I cannot think of any other property that is so universally constant and so easy to measure. A single load cell can tell you the mass of an object and it does not matter if the object is a simple perfect cube or an intricate mechanical sculpture. Its mass is its mass and that is all there is to it.
Out on a country walk near my home recently I got lost (a not infrequent occurrence) and I ended up approaching a farm from the top of a hill at a widely different angle from any previous walk. I was lost and did not expect to find myself where I did but I still recognised the farm almost immediately. A whole new view, a whole new perspective and yet somewhere inside my brain a flag went up with "Troutbeck Farm" on it.
Just as we use mass to classify an object regardless of its position or orientation my brain had a unique classification for the farm.
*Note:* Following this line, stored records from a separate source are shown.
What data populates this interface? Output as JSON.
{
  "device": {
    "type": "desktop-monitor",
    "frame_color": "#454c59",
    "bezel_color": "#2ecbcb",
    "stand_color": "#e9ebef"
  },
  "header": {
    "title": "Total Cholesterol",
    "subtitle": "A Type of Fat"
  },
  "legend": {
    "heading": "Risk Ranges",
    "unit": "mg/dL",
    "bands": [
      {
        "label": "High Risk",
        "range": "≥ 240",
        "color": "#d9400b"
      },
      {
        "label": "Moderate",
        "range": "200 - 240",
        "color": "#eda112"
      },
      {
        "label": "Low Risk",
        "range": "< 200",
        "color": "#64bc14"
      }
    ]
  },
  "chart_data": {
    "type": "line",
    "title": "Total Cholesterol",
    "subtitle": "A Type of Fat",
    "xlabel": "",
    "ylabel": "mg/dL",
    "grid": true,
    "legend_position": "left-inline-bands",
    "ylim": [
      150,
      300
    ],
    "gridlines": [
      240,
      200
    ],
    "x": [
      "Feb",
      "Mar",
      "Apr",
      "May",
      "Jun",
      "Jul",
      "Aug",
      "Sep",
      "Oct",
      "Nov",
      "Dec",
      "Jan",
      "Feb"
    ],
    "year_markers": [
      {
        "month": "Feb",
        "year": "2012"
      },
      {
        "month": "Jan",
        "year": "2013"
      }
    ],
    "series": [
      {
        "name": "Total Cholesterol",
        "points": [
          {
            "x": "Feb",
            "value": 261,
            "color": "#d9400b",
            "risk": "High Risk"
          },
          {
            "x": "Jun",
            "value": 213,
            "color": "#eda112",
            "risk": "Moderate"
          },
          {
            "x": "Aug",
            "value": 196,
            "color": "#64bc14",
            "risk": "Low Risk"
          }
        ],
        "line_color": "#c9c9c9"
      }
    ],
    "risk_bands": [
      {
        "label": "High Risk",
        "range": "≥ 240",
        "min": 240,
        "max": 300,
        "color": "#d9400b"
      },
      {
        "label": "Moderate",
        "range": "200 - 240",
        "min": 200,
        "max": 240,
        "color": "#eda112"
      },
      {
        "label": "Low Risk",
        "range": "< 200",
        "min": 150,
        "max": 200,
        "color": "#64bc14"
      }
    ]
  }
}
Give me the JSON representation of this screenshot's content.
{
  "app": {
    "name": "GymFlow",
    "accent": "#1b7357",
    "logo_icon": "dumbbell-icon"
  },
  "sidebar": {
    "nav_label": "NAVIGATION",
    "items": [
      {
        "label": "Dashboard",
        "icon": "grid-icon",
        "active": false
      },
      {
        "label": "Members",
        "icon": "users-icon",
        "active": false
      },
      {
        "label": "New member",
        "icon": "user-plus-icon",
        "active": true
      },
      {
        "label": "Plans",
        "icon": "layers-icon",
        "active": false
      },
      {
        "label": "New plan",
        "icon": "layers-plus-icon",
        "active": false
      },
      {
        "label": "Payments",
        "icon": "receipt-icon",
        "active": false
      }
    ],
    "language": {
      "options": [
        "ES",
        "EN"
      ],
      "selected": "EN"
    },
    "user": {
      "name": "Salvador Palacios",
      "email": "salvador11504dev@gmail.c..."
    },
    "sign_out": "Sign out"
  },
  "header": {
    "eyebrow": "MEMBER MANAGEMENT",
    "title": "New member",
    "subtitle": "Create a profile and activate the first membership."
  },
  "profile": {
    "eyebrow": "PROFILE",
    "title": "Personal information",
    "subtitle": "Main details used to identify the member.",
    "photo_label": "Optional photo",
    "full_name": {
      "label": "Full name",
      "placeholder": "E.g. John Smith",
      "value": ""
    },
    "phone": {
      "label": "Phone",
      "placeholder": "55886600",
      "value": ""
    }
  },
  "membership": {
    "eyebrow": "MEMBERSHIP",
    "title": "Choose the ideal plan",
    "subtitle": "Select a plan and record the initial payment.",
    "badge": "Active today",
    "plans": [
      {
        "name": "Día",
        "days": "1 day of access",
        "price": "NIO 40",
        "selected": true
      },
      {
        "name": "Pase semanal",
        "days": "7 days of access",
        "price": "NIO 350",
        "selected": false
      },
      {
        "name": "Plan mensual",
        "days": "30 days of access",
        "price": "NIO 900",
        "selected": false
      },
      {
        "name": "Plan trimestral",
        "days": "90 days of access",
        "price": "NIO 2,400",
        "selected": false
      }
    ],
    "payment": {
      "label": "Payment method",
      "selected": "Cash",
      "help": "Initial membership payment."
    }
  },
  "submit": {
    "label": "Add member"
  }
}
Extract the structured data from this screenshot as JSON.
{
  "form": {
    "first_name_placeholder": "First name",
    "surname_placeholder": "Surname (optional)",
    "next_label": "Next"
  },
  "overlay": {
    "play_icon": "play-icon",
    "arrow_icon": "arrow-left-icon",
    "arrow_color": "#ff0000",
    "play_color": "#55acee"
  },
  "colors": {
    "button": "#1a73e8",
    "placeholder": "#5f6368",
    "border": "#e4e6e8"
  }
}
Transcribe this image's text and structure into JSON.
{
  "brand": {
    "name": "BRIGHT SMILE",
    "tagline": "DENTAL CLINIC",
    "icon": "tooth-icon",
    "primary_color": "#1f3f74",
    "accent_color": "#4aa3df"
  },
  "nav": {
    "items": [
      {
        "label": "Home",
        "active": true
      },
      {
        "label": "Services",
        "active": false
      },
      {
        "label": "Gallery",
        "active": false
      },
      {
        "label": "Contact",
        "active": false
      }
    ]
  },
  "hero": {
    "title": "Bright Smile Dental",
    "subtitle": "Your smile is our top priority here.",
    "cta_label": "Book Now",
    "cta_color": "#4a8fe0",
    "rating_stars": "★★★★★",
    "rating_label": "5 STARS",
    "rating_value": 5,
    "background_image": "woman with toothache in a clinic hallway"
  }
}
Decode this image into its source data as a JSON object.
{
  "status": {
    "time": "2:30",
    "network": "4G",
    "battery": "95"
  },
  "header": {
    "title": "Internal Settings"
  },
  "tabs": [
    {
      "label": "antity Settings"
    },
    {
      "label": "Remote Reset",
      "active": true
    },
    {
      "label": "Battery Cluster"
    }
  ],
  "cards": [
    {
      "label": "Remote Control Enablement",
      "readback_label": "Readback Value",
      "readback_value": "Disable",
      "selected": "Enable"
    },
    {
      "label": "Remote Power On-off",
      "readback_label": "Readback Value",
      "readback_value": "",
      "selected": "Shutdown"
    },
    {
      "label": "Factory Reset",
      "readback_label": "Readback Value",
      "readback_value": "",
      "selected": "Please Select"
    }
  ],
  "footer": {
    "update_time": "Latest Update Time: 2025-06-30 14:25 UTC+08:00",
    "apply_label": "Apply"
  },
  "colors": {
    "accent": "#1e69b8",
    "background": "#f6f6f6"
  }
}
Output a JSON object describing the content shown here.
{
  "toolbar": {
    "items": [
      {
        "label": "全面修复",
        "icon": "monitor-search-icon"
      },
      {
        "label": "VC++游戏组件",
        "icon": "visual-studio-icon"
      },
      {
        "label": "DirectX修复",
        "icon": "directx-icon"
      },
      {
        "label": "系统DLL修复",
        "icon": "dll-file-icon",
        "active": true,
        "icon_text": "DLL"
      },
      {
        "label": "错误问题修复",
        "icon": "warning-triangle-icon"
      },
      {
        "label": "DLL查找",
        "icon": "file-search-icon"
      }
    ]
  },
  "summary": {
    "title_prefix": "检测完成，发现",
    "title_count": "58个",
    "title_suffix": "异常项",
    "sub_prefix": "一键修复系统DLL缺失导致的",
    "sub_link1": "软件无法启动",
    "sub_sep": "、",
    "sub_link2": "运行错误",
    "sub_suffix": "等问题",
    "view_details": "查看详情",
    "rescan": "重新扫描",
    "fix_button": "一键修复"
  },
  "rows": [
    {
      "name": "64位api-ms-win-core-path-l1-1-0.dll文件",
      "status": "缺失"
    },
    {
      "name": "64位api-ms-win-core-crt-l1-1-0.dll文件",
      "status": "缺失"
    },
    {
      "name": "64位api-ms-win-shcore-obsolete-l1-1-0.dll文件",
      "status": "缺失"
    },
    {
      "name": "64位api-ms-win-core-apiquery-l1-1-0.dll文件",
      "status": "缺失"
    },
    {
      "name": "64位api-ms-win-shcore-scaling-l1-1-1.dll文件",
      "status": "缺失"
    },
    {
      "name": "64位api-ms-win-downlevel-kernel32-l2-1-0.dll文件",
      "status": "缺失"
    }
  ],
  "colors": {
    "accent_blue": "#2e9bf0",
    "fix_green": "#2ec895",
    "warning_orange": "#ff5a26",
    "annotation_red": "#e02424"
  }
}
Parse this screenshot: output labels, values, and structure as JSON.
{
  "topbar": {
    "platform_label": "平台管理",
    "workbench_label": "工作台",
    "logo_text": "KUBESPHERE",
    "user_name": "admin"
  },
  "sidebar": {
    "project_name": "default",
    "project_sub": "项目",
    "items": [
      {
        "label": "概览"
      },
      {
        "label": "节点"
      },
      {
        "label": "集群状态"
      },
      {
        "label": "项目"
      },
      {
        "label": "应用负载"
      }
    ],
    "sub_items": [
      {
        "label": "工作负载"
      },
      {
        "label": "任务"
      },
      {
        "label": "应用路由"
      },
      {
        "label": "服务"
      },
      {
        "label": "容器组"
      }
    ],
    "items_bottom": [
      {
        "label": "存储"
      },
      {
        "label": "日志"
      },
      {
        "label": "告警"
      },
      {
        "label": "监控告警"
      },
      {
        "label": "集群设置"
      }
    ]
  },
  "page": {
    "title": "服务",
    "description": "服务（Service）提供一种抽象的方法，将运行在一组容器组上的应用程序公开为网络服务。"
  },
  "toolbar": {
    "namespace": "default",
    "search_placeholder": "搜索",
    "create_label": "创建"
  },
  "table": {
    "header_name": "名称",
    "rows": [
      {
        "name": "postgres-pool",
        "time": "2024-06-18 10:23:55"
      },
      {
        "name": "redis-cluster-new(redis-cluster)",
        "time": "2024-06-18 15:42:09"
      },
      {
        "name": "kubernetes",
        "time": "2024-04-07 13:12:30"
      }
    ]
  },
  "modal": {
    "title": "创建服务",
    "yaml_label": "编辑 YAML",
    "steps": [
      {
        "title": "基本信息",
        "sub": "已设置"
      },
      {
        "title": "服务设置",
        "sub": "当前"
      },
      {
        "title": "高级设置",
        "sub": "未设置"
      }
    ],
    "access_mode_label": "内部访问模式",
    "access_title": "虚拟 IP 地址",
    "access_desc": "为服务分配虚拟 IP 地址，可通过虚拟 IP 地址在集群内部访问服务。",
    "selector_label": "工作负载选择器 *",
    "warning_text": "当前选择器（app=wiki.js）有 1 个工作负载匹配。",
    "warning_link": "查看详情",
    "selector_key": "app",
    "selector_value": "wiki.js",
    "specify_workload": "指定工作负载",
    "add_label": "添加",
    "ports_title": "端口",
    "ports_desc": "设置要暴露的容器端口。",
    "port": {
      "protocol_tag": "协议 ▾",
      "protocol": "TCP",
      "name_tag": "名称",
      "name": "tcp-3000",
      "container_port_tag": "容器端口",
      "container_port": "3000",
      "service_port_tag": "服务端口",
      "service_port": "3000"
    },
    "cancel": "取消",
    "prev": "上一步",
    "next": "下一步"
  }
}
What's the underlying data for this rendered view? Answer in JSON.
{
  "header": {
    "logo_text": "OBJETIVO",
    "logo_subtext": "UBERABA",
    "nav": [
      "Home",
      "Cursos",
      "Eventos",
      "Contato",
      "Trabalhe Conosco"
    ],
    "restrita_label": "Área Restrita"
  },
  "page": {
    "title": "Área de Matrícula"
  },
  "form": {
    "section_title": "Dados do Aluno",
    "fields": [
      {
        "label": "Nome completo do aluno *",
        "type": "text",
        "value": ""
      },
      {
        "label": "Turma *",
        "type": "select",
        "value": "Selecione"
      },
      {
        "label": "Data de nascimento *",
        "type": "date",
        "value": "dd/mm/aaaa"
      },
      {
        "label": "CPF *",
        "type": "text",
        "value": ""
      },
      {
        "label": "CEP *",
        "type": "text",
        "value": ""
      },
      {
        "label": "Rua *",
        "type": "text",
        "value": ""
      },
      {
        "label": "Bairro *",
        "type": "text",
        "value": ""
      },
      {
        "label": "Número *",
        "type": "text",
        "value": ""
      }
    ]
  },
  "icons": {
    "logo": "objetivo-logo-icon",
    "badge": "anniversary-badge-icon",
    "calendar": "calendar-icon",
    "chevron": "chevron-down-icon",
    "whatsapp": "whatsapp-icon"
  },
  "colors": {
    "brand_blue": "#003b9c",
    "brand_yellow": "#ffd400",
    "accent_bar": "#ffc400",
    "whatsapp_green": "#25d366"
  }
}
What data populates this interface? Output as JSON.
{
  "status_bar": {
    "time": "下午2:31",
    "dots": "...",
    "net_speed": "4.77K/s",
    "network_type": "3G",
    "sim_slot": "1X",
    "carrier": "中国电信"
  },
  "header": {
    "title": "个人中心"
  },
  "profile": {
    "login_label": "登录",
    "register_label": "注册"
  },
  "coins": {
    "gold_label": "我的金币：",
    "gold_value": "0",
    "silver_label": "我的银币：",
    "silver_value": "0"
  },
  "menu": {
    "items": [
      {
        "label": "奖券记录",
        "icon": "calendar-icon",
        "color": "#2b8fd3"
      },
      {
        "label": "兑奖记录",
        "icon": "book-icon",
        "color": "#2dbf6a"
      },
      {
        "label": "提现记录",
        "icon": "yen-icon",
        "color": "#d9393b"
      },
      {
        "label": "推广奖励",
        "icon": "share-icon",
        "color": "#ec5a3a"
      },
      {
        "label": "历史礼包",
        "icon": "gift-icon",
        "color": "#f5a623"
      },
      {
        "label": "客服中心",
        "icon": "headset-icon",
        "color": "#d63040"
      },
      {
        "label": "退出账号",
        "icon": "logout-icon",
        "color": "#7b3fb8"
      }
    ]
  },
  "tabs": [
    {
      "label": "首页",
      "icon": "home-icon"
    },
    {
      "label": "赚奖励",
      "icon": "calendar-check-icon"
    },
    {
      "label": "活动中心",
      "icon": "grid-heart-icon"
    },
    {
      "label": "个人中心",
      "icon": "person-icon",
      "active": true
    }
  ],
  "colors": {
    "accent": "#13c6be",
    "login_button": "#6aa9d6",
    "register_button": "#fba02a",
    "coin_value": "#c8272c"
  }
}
The theme of this issue is "image processing algorithms" and it occurred to me how useful it would be if we had a vision system that could characterise and recognise objects regardless of position, orientation and whether or not that particular view had ever been seen before. Our tutorial and PatMax article in this issue show that significant progress is indeed being made in this area; however, there is still a very long way to go.
I consider that the already successful application of machine vision in industry will see a major advance once these techniques have been further developed. Not just for the ability to recognise an upside down widget as an upside down widget but also because the algorithms that will need to be developed to make this work will also overcome many of the current problems caused by backgrounds and lighting.